Dahlgren had said that he had spoken to Danielsson several times on 26th December 2004, something that Danielsson said he did not recall.
Justice Ombudsman Nils-Olof Berggren said in his report on Tuesday that it was “particularly remarkable” that Danielsson had not answered the commission’s questions on why his version of events was different to that of Dahlgren.

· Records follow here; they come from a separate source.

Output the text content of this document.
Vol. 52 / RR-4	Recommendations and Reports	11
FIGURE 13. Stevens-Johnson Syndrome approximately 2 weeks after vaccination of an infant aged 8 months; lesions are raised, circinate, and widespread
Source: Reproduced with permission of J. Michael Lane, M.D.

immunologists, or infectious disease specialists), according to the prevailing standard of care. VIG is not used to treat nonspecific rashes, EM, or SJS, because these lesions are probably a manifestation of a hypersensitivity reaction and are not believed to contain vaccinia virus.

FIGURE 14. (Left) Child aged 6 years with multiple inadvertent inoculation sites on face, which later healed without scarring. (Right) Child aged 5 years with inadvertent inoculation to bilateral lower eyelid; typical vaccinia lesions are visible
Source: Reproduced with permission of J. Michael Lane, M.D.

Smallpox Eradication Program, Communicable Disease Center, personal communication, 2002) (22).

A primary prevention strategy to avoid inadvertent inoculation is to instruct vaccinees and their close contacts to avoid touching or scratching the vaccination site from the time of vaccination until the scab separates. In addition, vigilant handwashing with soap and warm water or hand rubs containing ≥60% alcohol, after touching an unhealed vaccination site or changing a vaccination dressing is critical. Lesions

Hirschfeldt had visited him several times to try to get his version of events, but Danielsson still refused to answer.
“He must then, if not before, have realised that the commission considered the information to be important for its work.”
Danielsson was “clearly obliged to give the information that the commission requested,” Berggren said in his report.
Berggren added that he had interviewed Danielsson for the report, and had been “forced to conclude that the explanations given by Lars Danielsson about the telephone calls are not convincing, particularly fiven the background of his clear unwillingness or inability to give an explanation.”
The ombudsman said that he could not rule that Danielsson had deliberately lied, but criticised him for not cooperating fully.
The Danielsson affair followed heavy criticism of the government over its handling of the tsunami. Göran Persson and the then foreign minister Laila Freivalds were accused of inaction following the tsunami, in which over 500 Swedes died. Freivalds later resigned over a different issue.